Not completely. Toughness is a property that tends to follow trends in crystallinity with more crystalline polymers being less tough. Glass transition point (Tg) also tends to influence toughness with materials having lower Tg having greater toughness. Polycarbonate is completely amorphous, it has a high Tg and yet it is still very tough! Very unique behavior for a plastic. Best not to use polycarbonate as an example to classify materials in general.

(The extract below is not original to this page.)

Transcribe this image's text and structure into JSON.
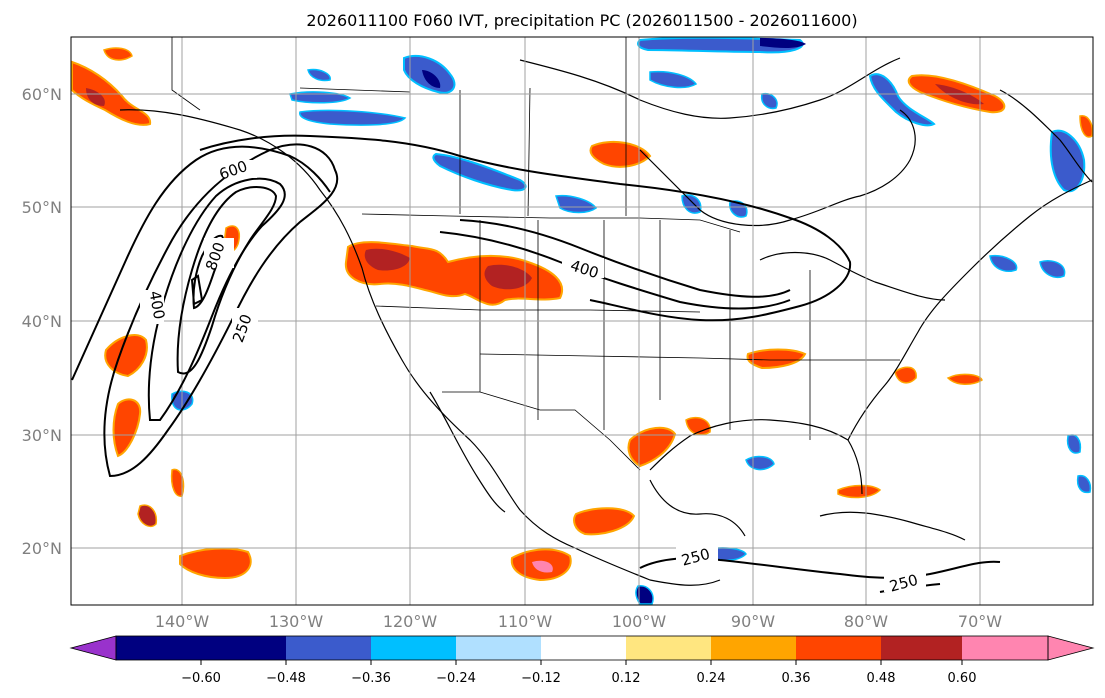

OK I'm trying to understand what your saying. Is there any way you could "dumb" that down for me? :)

 

[chemisttree]

I'm saying that toughness isn't as simple as crosslinked vs non-crosslinked. Crosslinking can aid in toughness to a point but if a system is highly crosslinked it can become brittle. Toughness is a property where the energy of the impact is spread about through the material rather than being focused to a point, say a crack tip. How that spreading out of the impact energy is accomplished can vary from material to material. Some materials will have areas along the backbone that can stretch and deform under stress and then relax back to their original shape like non-crosslinked polycarbonate. Other materials cannot stretch so much before bonds break and the stress is passed along to the next bit of material as is seen in a crosslinked polycarbonate like CR-39.

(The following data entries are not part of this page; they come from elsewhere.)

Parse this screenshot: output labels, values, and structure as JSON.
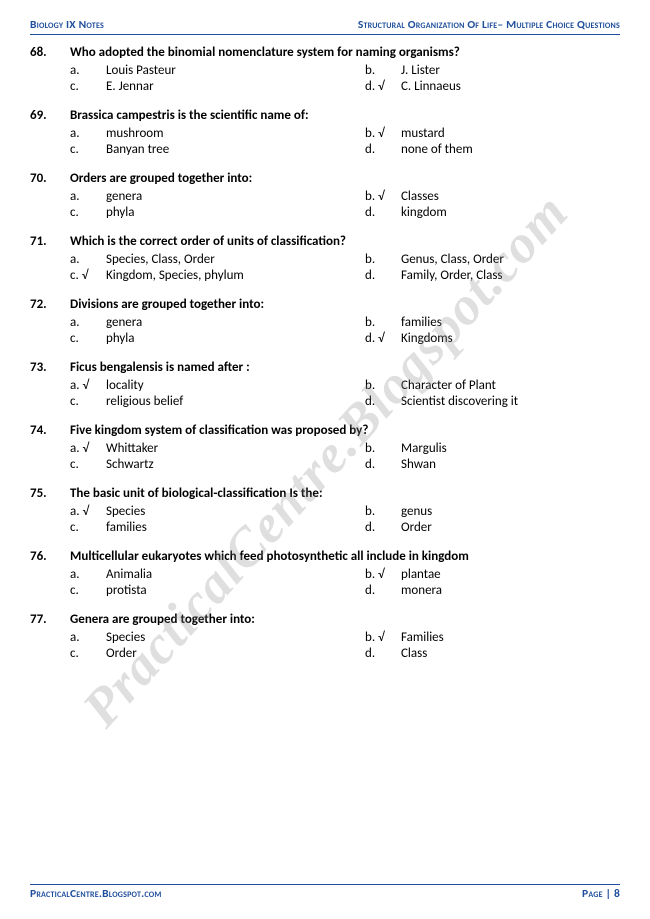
{
  "header": {
    "left": "Biology IX Notes",
    "right": "Structural Organization Of Life– Multiple Choice Questions"
  },
  "footer": {
    "left": "PracticalCentre.Blogspot.com",
    "right": "Page | 8"
  },
  "watermark": "PracticalCentre.Blogspot.com",
  "questions": [
    {
      "num": "68.",
      "text": "Who adopted the binomial nomenclature system for naming organisms?",
      "options": [
        {
          "l": "a.",
          "t": "Louis Pasteur",
          "chk": false
        },
        {
          "l": "b.",
          "t": "J. Lister",
          "chk": false
        },
        {
          "l": "c.",
          "t": "E. Jennar",
          "chk": false
        },
        {
          "l": "d.",
          "t": "C. Linnaeus",
          "chk": true
        }
      ]
    },
    {
      "num": "69.",
      "text": "Brassica campestris is the scientific name of:",
      "options": [
        {
          "l": "a.",
          "t": "mushroom",
          "chk": false
        },
        {
          "l": "b.",
          "t": "mustard",
          "chk": true
        },
        {
          "l": "c.",
          "t": "Banyan tree",
          "chk": false
        },
        {
          "l": "d.",
          "t": "none of them",
          "chk": false
        }
      ]
    },
    {
      "num": "70.",
      "text": "Orders are grouped together into:",
      "options": [
        {
          "l": "a.",
          "t": "genera",
          "chk": false
        },
        {
          "l": "b.",
          "t": "Classes",
          "chk": true
        },
        {
          "l": "c.",
          "t": "phyla",
          "chk": false
        },
        {
          "l": "d.",
          "t": "kingdom",
          "chk": false
        }
      ]
    },
    {
      "num": "71.",
      "text": "Which is the correct order of units of classification?",
      "options": [
        {
          "l": "a.",
          "t": "Species, Class, Order",
          "chk": false
        },
        {
          "l": "b.",
          "t": "Genus, Class, Order",
          "chk": false
        },
        {
          "l": "c.",
          "t": "Kingdom, Species, phylum",
          "chk": true
        },
        {
          "l": "d.",
          "t": "Family, Order, Class",
          "chk": false
        }
      ]
    },
    {
      "num": "72.",
      "text": "Divisions are grouped together into:",
      "options": [
        {
          "l": "a.",
          "t": "genera",
          "chk": false
        },
        {
          "l": "b.",
          "t": "families",
          "chk": false
        },
        {
          "l": "c.",
          "t": "phyla",
          "chk": false
        },
        {
          "l": "d.",
          "t": "Kingdoms",
          "chk": true
        }
      ]
    },
    {
      "num": "73.",
      "text": "Ficus bengalensis is named after :",
      "options": [
        {
          "l": "a.",
          "t": "locality",
          "chk": true
        },
        {
          "l": "b.",
          "t": "Character of Plant",
          "chk": false
        },
        {
          "l": "c.",
          "t": "religious belief",
          "chk": false
        },
        {
          "l": "d.",
          "t": "Scientist discovering it",
          "chk": false
        }
      ]
    },
    {
      "num": "74.",
      "text": "Five kingdom system of classification was proposed by?",
      "options": [
        {
          "l": "a.",
          "t": "Whittaker",
          "chk": true
        },
        {
          "l": "b.",
          "t": "Margulis",
          "chk": false
        },
        {
          "l": "c.",
          "t": "Schwartz",
          "chk": false
        },
        {
          "l": "d.",
          "t": "Shwan",
          "chk": false
        }
      ]
    },
    {
      "num": "75.",
      "text": "The basic unit of biological-classification Is the:",
      "options": [
        {
          "l": "a.",
          "t": "Species",
          "chk": true
        },
        {
          "l": "b.",
          "t": "genus",
          "chk": false
        },
        {
          "l": "c.",
          "t": "families",
          "chk": false
        },
        {
          "l": "d.",
          "t": "Order",
          "chk": false
        }
      ]
    },
    {
      "num": "76.",
      "text": "Multicellular eukaryotes which feed photosynthetic all include in kingdom",
      "options": [
        {
          "l": "a.",
          "t": "Animalia",
          "chk": false
        },
        {
          "l": "b.",
          "t": "plantae",
          "chk": true
        },
        {
          "l": "c.",
          "t": "protista",
          "chk": false
        },
        {
          "l": "d.",
          "t": "monera",
          "chk": false
        }
      ]
    },
    {
      "num": "77.",
      "text": "Genera are grouped together into:",
      "options": [
        {
          "l": "a.",
          "t": "Species",
          "chk": false
        },
        {
          "l": "b.",
          "t": "Families",
          "chk": true
        },
        {
          "l": "c.",
          "t": "Order",
          "chk": false
        },
        {
          "l": "d.",
          "t": "Class",
          "chk": false
        }
      ]
    }
  ],
  "styling": {
    "text_color": "#000000",
    "accent_color": "#1f4e9c",
    "background_color": "#ffffff",
    "watermark_color": "rgba(140,140,140,0.28)",
    "question_fontsize": 13,
    "header_fontsize": 11.5,
    "check_glyph": "√"
  }
}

The notched http://en.wikipedia.org/wiki/Izod_impact_strength_test" is one measure of toughness. In that test a notched specimen is held and a weighted bar on an arm is raised to a certain height and released so the bar breaks the specimen. The energy remaining in the bar after striking the sample is measured and the energy lost to the sample is determined.

Mechanical testing of an http://www.gallinausa.com/polycarbonate.tech.html"

Of course a visual like Turbo's shattered blank CR-39 is much more impressive than these numbers!

 

[turbo]

Probably the method of manufacture contributes to polycarbonate's toughness. The lenses are injection-molded and chilled quickly, so there is not as much time for orientation and other formation of internal structure as there is in plastics that are hot-molded. BTW, the polycarbonate lens blanks that went through my torture-test were entirely unusable afterward - they just didn't break into nice sharp shards.

Years back, I was seen by a neurologist who wore semi-rimless glasses with plastic lenses. There was a chip in the edge of one lens, creating a weak point (and internal stresses that you can see with a polarimeter if you have one) so I asked her what her hobbies were, and the first one was horse-back riding. I told her that the next time she got slapped in the face by a branch while trail-riding, she could end up with a lacerated eye, and possible blindness. After I explained why, she promised to get poly replacement lenses. I didn't have my shards of plastic, but having worked for a large team of ophthalmic surgeons, I had seen a LOT of severe eye injuries, so I was able to be sufficiently descriptive to scare her.

 

[chemisttree]

Probably the method of manufacture contributes to polycarbonate's toughness. The lenses are injection-molded and chilled quickly, so there is not as much time for orientation and other formation of internal structure as there is in plastics that are hot-molded.

Yes, the method and rate of cooling have large influence. Also, the descriptor "polycarbonate" is not enough information to form definite opinions. Quality, molecular wt, polydispersity, etc... all vary among suppliers. Injection molding actually helps to orient polymer chains and contributes to crystallinity as well as slow cooling can. The extrusion temperature and the viscosity are big factors as well. The more viscous the extrusion the more highly oriented as you might expect. Kind of like strain hardening in metals.